Thereafter, the NLRB filed a motion seeking entry of an order that respondent Resistflame Acquisition Company, Inc. f/k/a Resistflame Kiesling & Hess Finishing Company (Resistflame) and non-party Whitestone Capital, Inc. (Whitestone) constitute a single integrated enterprise and single employer for the purposes of holding Whitestone jointly and severally liable for the judgment entered against Resistflame. (Doc. 15). On June 20, 2012, the undersigned entered a show cause order requiring the parties to brief whether this Court has jurisdiction to enforce the Third Circuit Court of Appeals' judgment against Resistflame against non-party Whitestone. (Doc. 19).
This matter is before the Court on the NLRB's motion for disbursement of funds (Doc. 15), Resistflame's response in opposition (Doc. 17), and the NLRB's reply (Doc 18); and on the NLRB's and Resistflame's responses to the June 2012 show cause order. (Docs. 20, 21). The Court will first address the matter of jurisdiction.
I. Jurisdictional Issues
The June 20, 2012 show cause order directed the parties to address the discrete issue of whether this Court has jurisdiction to enforce the Third Circuit Court of Appeals' judgment against a non-party whose liability was not addressed or established in the Third Circuit judgment. The NLRB contends that 28 U.S.C. §§ 1331 and 1345 provide this Court with original jurisdiction to enforce the judgment against Whitestone as the NLRB, an agency of the United States, filed this action pursuant to the Fair Debt Collection Practices Act (FDCPA), 15 U.S.C. § 1692 et seq. (Doc. 21 at 4). Conversely, Resistflame asserts that this Court lacks jurisdiction to enforce the judgment against Whitestone because: "(1) the NLRB has primary and preemptive jurisdiction over issues like this one and (2) at no point in the NLRB's administrative or enforcement proceedings was there any allegation of single employer status, and such an issue was required to have been decided in the first instance by the NLRB." (Doc. 20 at 3).

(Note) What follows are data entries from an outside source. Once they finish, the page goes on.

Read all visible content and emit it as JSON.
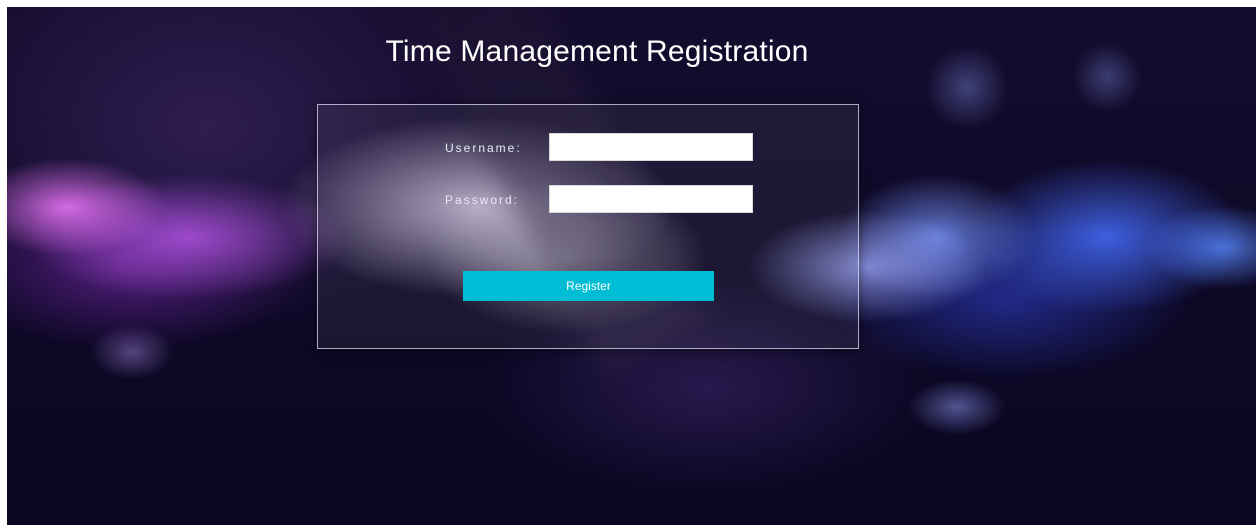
{
  "page": {
    "title": "Time Management Registration"
  },
  "form": {
    "username_label": "Username:",
    "username_value": "",
    "password_label": "Password:",
    "password_value": "",
    "register_label": "Register"
  },
  "colors": {
    "button_bg": "#00bcd4",
    "text": "#ffffff",
    "background_dark": "#0a0520"
  }
}
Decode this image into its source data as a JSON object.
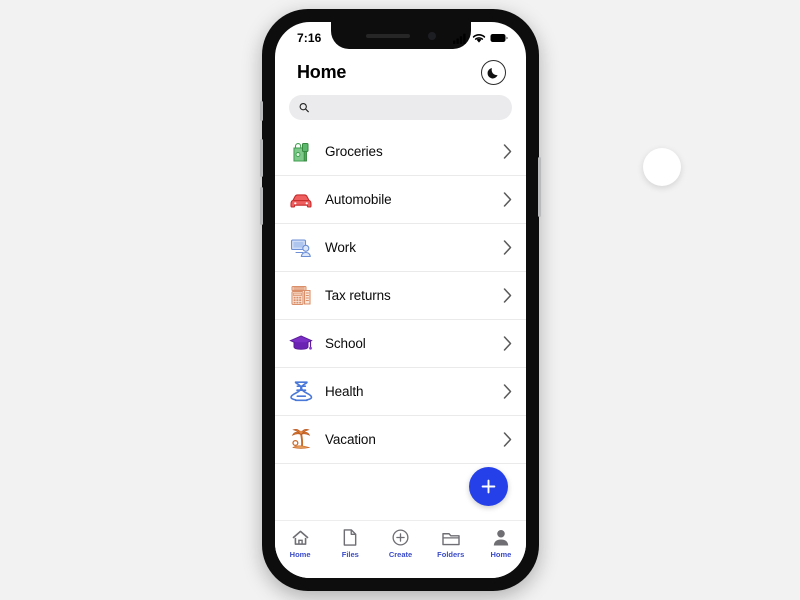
{
  "canvas": {
    "background_color": "#f2f2f2",
    "cursor": {
      "name": "cursor-circle",
      "color": "#ffffff"
    }
  },
  "phone": {
    "frame_color": "#0d0d0d",
    "screen_color": "#ffffff"
  },
  "status_bar": {
    "time": "7:16",
    "icons": [
      "cellular-signal-icon",
      "wifi-icon",
      "battery-icon"
    ]
  },
  "header": {
    "title": "Home",
    "dark_mode_toggle": {
      "icon": "moon-icon",
      "label": "Dark mode"
    }
  },
  "search": {
    "icon": "search-icon",
    "value": "",
    "placeholder": ""
  },
  "list": {
    "items": [
      {
        "label": "Groceries",
        "icon": "grocery-bag-icon",
        "color": "#4caf50"
      },
      {
        "label": "Automobile",
        "icon": "car-icon",
        "color": "#e03b3b"
      },
      {
        "label": "Work",
        "icon": "work-desk-icon",
        "color": "#7b9bdd"
      },
      {
        "label": "Tax returns",
        "icon": "calculator-icon",
        "color": "#e9a385"
      },
      {
        "label": "School",
        "icon": "graduation-cap-icon",
        "color": "#6a2ab0"
      },
      {
        "label": "Health",
        "icon": "health-dna-icon",
        "color": "#3f6fd8"
      },
      {
        "label": "Vacation",
        "icon": "palm-tree-icon",
        "color": "#d4682a"
      }
    ],
    "chevron_icon": "chevron-right-icon"
  },
  "fab": {
    "icon": "plus-icon",
    "label": "Add",
    "color": "#2540e8"
  },
  "tab_bar": {
    "active_color": "#3b4cc8",
    "items": [
      {
        "label": "Home",
        "icon": "home-icon"
      },
      {
        "label": "Files",
        "icon": "file-icon"
      },
      {
        "label": "Create",
        "icon": "plus-circle-icon"
      },
      {
        "label": "Folders",
        "icon": "folder-icon"
      },
      {
        "label": "Home",
        "icon": "person-icon"
      }
    ]
  }
}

For the following reasons, the undersigned finds that this Court has subject matter jurisdiction to enforce the Third Circuit Court of Appeals' judgment against non-party Whitestone should it be determined that Whitestone is derivatively liable for the judgment.
Section 1331 provides that "the district courts shall have original jurisdiction of all civil actions arising under the Constitution, laws, or treaties of the United States." 28 U.S.C. § 1331. Section 1345 provides that "[e]xcept as otherwise provided by Act of Congress, the district courts shall have original jurisdiction of all civil actions, suits or proceedings commenced by the United States, or by any agency or officer thereof expressly authorized to sue by Act of Congress." 28 U.S.C. § 1345.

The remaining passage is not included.